Description Ole.H.Nielsen@fysik.dtu.dk 2022-12-05 05:57:07 MST
In bug 15439 comment 11 we have discussed the need for the ResumeProgram and SuspendProgram to have access to node features for the purpose of performing different suspend/resume actions such as IPMI or cloud commands.

For example, we have defined node features such as:

$ scontrol show node x002
NodeName=x002 Arch=x86_64 CoresPerSocket=12 
   CPUAlloc=24 CPUTot=24 CPULoad=24.01
   AvailableFeatures=xeon2650v4,opa,xeon24,power_ipmi
   ActiveFeatures=xeon2650v4,opa,xeon24,power_ipmi
   (lines deleted)

It would be most helpful if the SLURM_RESUME_FILE as well as a new SLURM_SUSPEND_FILE would add the node features information so that ResumeProgram and SuspendProgram do not need to inquire slurmctld explicitly to read such features.

Thanks,
Ole
Comment 2 Jason Booth 2022-12-06 10:19:34 MST
Ole is your site interested in funding/sponsoring this feature?
Comment 3 Ole.H.Nielsen@fysik.dtu.dk 2022-12-09 04:10:51 MST
Hi Jason,

(In reply to Jason Booth from comment #2)
> Ole is your site interested in funding/sponsoring this feature?
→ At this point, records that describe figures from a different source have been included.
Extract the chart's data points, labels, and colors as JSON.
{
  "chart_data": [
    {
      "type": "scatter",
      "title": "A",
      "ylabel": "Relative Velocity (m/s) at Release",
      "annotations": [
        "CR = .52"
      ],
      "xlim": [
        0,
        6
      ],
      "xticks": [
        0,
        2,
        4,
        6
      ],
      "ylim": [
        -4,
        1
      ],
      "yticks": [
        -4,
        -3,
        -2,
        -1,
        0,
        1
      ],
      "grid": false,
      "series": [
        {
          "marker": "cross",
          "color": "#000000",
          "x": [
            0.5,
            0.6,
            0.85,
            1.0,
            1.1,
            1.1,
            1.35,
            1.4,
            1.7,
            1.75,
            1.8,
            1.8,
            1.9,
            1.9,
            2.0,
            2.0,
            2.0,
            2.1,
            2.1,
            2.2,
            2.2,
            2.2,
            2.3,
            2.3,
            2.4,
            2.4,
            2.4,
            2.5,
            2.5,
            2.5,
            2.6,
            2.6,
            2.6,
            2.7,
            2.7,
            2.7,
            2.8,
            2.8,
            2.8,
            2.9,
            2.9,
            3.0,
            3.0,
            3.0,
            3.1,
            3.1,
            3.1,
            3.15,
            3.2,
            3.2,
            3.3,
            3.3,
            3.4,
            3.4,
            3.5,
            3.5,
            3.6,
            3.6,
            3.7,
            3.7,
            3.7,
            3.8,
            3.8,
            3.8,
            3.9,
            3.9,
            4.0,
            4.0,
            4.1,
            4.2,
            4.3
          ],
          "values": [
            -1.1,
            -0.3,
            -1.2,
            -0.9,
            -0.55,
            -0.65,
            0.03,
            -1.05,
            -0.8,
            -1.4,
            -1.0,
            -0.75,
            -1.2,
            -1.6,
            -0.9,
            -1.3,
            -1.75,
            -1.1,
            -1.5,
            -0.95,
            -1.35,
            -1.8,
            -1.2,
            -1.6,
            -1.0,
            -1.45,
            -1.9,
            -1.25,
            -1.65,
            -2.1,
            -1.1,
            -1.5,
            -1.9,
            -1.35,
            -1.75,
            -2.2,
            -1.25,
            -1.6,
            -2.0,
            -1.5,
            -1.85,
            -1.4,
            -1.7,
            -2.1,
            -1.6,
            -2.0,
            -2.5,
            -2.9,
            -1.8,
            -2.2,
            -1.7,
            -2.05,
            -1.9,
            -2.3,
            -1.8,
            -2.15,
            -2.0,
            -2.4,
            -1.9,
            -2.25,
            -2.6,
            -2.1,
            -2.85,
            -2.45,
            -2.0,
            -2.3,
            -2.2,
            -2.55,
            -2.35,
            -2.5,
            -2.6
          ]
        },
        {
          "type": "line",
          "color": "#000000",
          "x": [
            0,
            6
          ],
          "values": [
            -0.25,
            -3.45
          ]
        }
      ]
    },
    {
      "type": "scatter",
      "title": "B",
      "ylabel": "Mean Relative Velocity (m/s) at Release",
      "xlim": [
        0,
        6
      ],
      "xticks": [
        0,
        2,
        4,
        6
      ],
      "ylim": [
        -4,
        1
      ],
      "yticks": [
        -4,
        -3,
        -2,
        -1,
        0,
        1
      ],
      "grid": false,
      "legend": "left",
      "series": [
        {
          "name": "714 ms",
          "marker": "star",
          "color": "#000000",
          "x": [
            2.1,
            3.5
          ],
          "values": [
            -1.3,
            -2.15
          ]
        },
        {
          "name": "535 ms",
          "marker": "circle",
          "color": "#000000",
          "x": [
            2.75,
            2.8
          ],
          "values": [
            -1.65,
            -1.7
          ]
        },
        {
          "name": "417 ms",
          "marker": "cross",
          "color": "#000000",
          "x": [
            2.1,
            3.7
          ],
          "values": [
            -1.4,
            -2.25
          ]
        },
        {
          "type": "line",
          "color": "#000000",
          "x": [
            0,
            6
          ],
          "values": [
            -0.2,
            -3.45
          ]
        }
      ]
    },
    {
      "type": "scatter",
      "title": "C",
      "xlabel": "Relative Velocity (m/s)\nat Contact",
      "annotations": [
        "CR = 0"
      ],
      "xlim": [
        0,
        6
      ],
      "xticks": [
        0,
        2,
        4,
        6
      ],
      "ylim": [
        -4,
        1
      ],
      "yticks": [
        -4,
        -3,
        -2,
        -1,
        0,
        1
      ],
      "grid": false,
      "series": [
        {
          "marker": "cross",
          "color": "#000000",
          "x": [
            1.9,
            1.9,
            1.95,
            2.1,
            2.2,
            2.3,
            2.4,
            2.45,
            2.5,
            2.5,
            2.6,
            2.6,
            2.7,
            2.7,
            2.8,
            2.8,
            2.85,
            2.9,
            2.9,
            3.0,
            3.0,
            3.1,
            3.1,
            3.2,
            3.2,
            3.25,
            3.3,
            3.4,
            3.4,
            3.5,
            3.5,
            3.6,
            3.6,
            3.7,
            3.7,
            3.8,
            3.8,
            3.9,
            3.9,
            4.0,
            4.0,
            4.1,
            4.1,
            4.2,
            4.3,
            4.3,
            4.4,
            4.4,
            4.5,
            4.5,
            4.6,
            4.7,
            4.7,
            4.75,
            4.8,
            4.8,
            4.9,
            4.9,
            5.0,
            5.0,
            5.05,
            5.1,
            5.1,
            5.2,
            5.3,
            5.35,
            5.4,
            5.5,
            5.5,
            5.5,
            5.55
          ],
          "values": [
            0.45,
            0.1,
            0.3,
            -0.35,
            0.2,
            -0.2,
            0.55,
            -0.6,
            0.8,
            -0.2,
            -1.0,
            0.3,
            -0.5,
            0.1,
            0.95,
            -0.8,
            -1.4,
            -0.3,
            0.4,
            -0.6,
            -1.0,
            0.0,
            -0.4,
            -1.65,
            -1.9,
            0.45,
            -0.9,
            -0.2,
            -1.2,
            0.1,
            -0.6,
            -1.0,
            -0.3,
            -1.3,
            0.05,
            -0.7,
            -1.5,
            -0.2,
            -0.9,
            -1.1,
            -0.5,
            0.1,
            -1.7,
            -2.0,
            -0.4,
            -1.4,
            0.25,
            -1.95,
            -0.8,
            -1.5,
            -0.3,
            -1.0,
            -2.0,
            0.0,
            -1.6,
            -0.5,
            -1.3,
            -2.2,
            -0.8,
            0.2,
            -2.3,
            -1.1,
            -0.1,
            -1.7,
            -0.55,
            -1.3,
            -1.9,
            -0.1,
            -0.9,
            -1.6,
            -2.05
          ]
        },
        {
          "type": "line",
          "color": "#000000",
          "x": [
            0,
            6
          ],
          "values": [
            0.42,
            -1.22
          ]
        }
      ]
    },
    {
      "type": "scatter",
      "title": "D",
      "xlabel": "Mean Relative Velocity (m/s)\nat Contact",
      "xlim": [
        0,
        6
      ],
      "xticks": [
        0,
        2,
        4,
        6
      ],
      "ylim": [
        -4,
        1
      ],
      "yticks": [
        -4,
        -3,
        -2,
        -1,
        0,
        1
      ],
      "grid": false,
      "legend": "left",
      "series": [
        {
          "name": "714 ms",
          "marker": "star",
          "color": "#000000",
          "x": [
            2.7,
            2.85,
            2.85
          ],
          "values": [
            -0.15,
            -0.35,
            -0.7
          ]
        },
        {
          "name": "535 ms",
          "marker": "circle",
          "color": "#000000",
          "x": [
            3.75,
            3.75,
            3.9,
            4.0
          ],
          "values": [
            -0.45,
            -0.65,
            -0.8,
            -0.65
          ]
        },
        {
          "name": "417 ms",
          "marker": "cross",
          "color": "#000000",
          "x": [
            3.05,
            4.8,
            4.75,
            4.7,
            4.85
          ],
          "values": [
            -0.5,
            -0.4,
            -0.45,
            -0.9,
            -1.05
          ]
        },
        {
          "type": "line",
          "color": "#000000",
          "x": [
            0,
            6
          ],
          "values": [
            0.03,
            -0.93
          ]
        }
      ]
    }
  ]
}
I have considered this question.  The suggested enhancement would give the power_save plugin's scripts SuspendProgram and ResumeProgram some extra relevant data to work with.

However, my power saving scripts in https://github.com/OleHolmNielsen/Slurm_tools/tree/master/power_save in stead use a single call of sdiag to obtain the data directly from slurmctld.  Therefore I do not have a strong need for the suggested enhancement.

Thanks for considering this anyhow.

Best regards,
Ole
Comment 4 Jason Booth 2022-12-13 15:12:14 MST
Ole, I am moving this over to our sev 5 categories so that we can track this appropriately.